In short, whether Fivers like it or not, Congress has significant leverage in the Article V amendment process. Confronted with the foregoing fact, some Article V movements firmly stick their head in the sand. They declare they will just ignore Congress if Congress balks at its constitutional duties.
But does that mean that an Article V convention will select the mode of ratification for itself? Obviously, that sort of stance would clash directly with the Constitution’s text. And actually deploying such a stance would be incredibly damaging to the wider Article V movement. This is because suggesting that an Article V convention should just ignore Congress tends to legitimize the otherwise absurd claims of those who fear that an Article V convention actually possesses extra-constitutional power.
At best, propagating the notion that the States should ignore Congress in the Article V process would de-legitimize the outcome of the process. At worst, the entire project would get shut down by the federal government through court or military action as a type of insurrection. A day may come for insurrection, but we are not there yet.
For these reasons, the optimal strategy for securing constitutional reform does not involve confronting a constitutional violation by Congress with a constitutional violation by the States. Two wrongs don't make a right. Rather than producing a constitutional amendment, that tactic is far more likely to lead to the further degradation of the Constitution, if not anarchy.
Instead, Fivers who are truly interested in maximizing the chances for constitutional reform from the states should grapple with Congress’ leverage in Article V by taking the high road—but on the States’ own terms.
Only the Compact approach to Article V ensures the States lead and Congress follows. The Compact occupies all convention logistics before Congress can. The Compact's activating Congressional resolution, which sets the Compact’s Article V process in motion, simultaneously calls the Article V convention and pre-selects legislative ratification of the contemplated Balanced Budget Amendment. This ensures we can elicit a commitment from Congress to facilitating the amendment process at the front end of the process, rather than merely hoping that Congress won't sabotage it after the convention is called.
In fact, the Compact approach affords total tactical flexibility in dealing with Congress. The Compact Commission gives the member states an institutional presence to parley with Congress; the effort is not just a stack of paper shuffled by interest groups.

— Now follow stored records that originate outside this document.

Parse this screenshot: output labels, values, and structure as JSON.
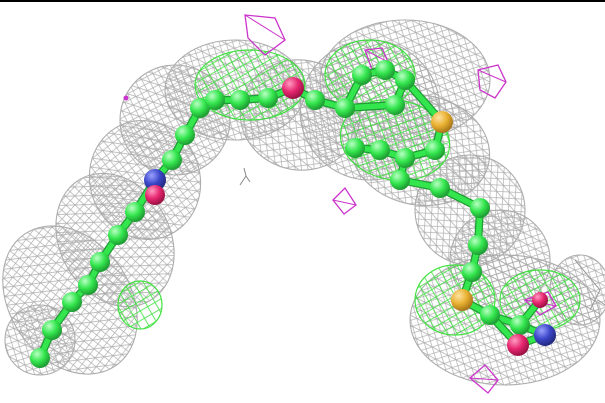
{
  "scene": {
    "kind": "molecular-structure-electron-density",
    "colors": {
      "background": "#ffffff",
      "frame_line": "#000000",
      "density_mesh": "#a9a9a9",
      "positive_difference_mesh": "#33e033",
      "negative_difference_mesh": "#cc33cc",
      "carbon": "#33e64d",
      "carbon_highlight": "#b9ffc4",
      "oxygen": "#e6266f",
      "nitrogen": "#3b46c8",
      "sulfur": "#e8b030",
      "bond": "#33e64d"
    },
    "atom_legend": [
      "carbon",
      "oxygen",
      "nitrogen",
      "sulfur"
    ]
  }
}
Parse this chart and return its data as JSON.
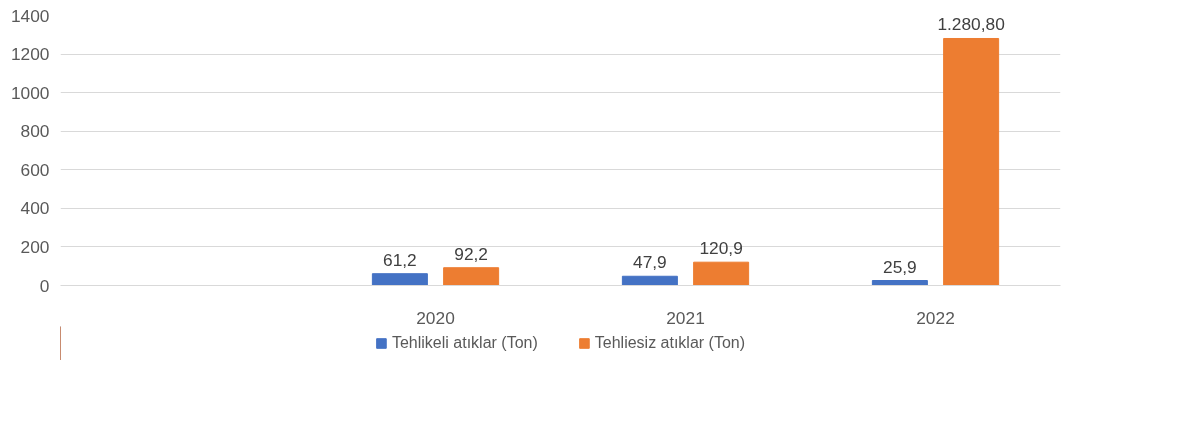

The Commission can approach Congress early, when it presents no political threat. It can approach Congress later, when it does. It can seek Congress’ engagement voluntarily, if the opportunity for buy-in looks real or if negotiations towards a consensus approach look fruitful. And if the member states must, the Commission can also deploy a litigation strategy to compel the Article V convention call.
In fact, Compact for America is already preparing for the possibility of an early Congressional push. The Compact's activating Congressional resolution is already drafted by legislative counsel.
By fully occupying all logistical spaces and then deliberately seeking to co-opt Congress at the States’ time of choosing—using the platform of a Compact Commission to unite the States and enable them to parley institution-to-institution—the Compact approach minimizes the risk that Congress will abuse the political leverage that the text of Article V gives it.
For this reason, only the Compact approach to Article V can truly neutralize the principal litigation risk to the Article V movement—the erroneous view that Congress, not the States, controls convention logistics in significant ways. Only the Compact approach to Article V can truly neutralize the principal political risk to the Article V movement—the prospect of Congress unconstitutionally using its points of leverage to sabotage the process.
In short, only the Compact approach to Article V maximizes the chances of delivering a constitutional amendment originated by the States without provoking a constitutional crisis and without legitimizing the fears of those who wrongly believe an Article V convention possesses extra-constitutional powers.